O irmão da menina, Harendra Pasi, está detido, suspeito de agressão a Suguna Devi que não faz nada a não ser chorar, largada na rede. Com lágrimas correndo pelas faces ela diz que, se pelo menos o pai fosse solto, certamente não distribuiria mais punições a ninguém.
Mas há quem diga que é bobagem esperar o fim desse tipo de justiça primitiva.
"Essa é a prática que o pessoal usa para resolver disputas e problemas", conta Vinod Vishwakarma, chefe do conselho que delibera no território que inclui a aldeia. Recentemente houve outros casos de abuso sexual imposto como punição: em janeiro, quando uma mulher na Bengala Ocidental foi flagrada com um homem casado, o líder da comunidade a enviou para uma cabana onde foi estuprada repetidas vezes por cerca de quinze homens, conta a polícia. No mesmo mês, na província paquistanesa de Punjab, um conselho de castas ordenou o estupro de uma mulher de 45 anos depois que o irmão dela foi acusado do mesmo crime.
Os moradores de Swang Gulgulia Dhoura, membros da casta de intocáveis dalit que tradicionalmente ganham dinheiro só com esmolas, vivem praticamente isolados do resto da sociedade. Quando o voluntário humanitário Anant Das começou a estimular as crianças locais a frequentarem a escola, ficou chocado ao perceber que ninguém sabia quando eram os feriados nacionais e que a maioria não conseguiu identificar o primeiro-ministro Jawaharlal Nehru. "Ninguém conhece essas pessoas. Elas não têm estudo, nem são tratadas como seres humanos", disse Das.
A vítima, uma menina magrinha com o cabelo preso em um longo rabo de cavalo, apenas abria e fechava as mãos enquanto os adultos discutiam o que tinha acontecido a ela. Munna Pasi, seu pai, explicou que o filho, Harendra, tinha consumido um tipo de cerveja de arroz e entrou de fininho, seminu, na casa de Suguna Devi, onde tentou molestá-la.

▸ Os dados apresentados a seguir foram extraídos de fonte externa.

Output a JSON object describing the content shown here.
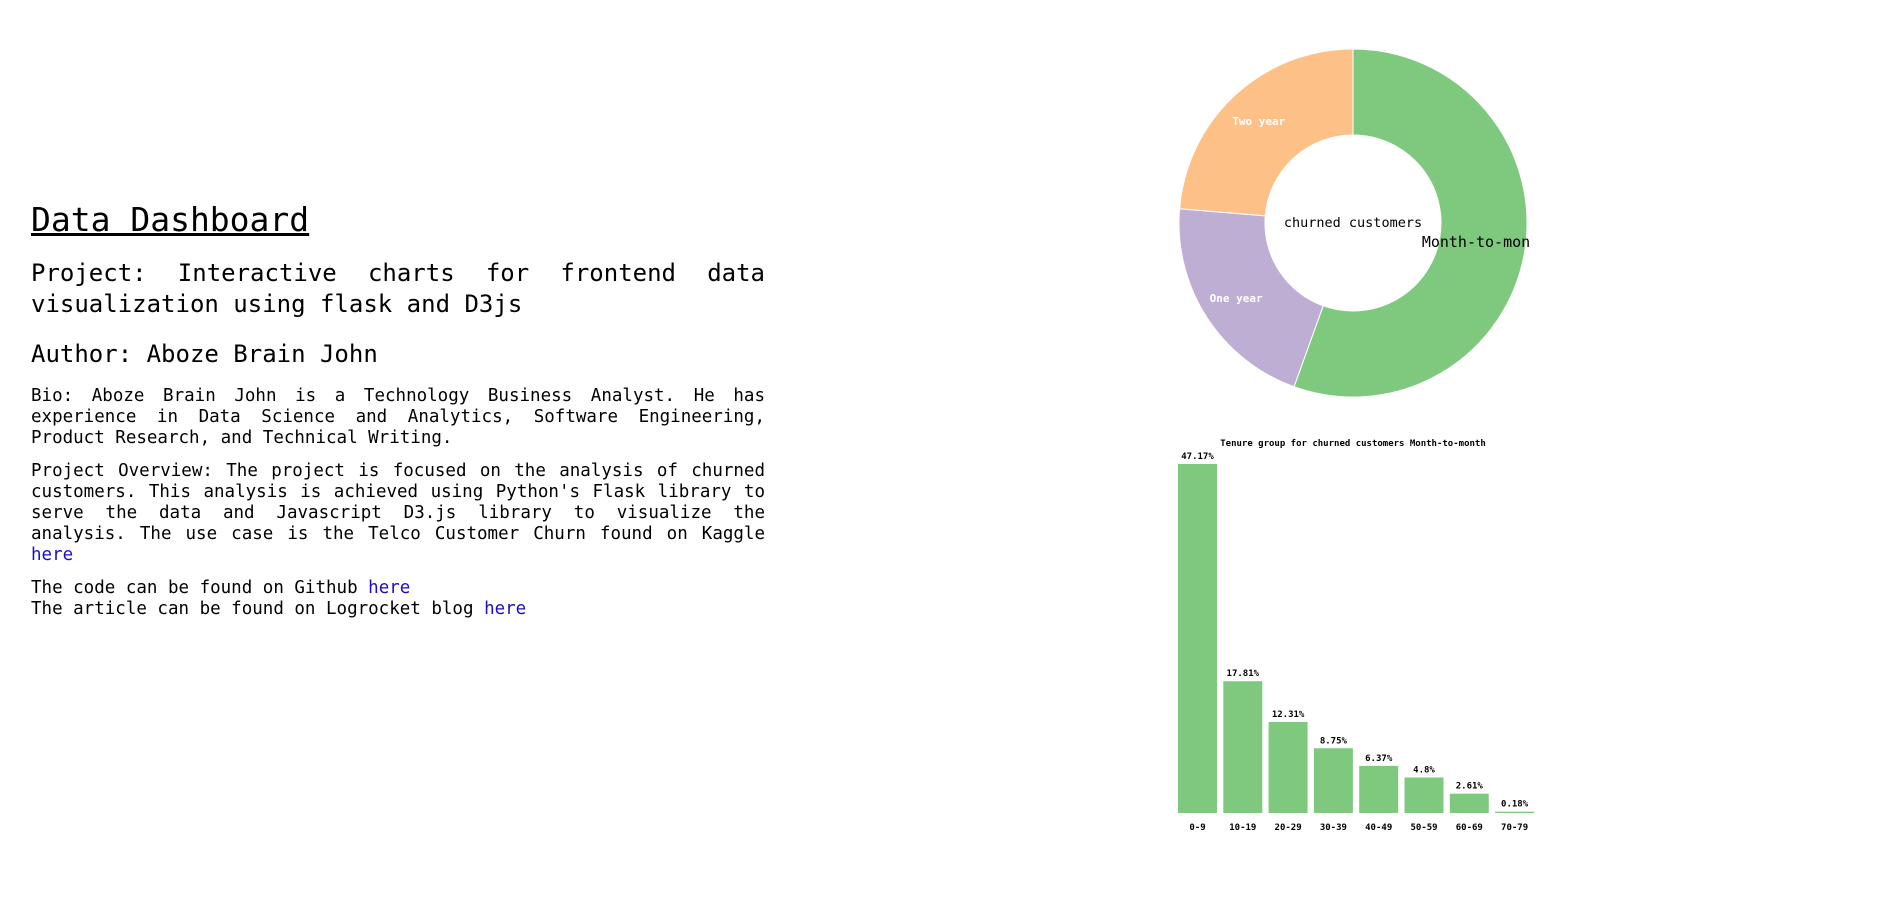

Na manhã seguinte, bem cedinho, Pasi conta ter procurado o chefe para fazer um acordo, mas, como não obteve resposta, foi para o trabalho, na mina de carvão.
A polícia conta que, enquanto ele estava fora, o líder então deu o seu veredito.
Sunita Devi, vizinha da família, diz que ouviu os gritos da menina, sim, mas não fez nada porque "não sabia se ele ia estuprá-la". Quarenta e cinco minutos depois a pequena voltou para a casa dos pais, mancando, e ainda teve que caminhar uma hora para chegar à delegacia mais próxima.
Em entrevistas, os parentes do chefe da aldeia negam que ele tenha ordenado a agressão ou tenha visto a menina ser arrastada sem fazer nada.
A administração do distrito colocou dois guardas armados na porta da cabana da vítima e vários políticos passaram por ali pra oferecer pequenas quantias em dinheiro e sacos de alimentos. Munna Pasi, o rosto enrugado sério, disse que os familiares do chefe o assediam constantemente, pedindo que retire as acusações.
"Quando foi com a minha família e a minha filha, ninguém fez nada para ajudar. Por que é que eu vou ter pena de alguém?", disse ele.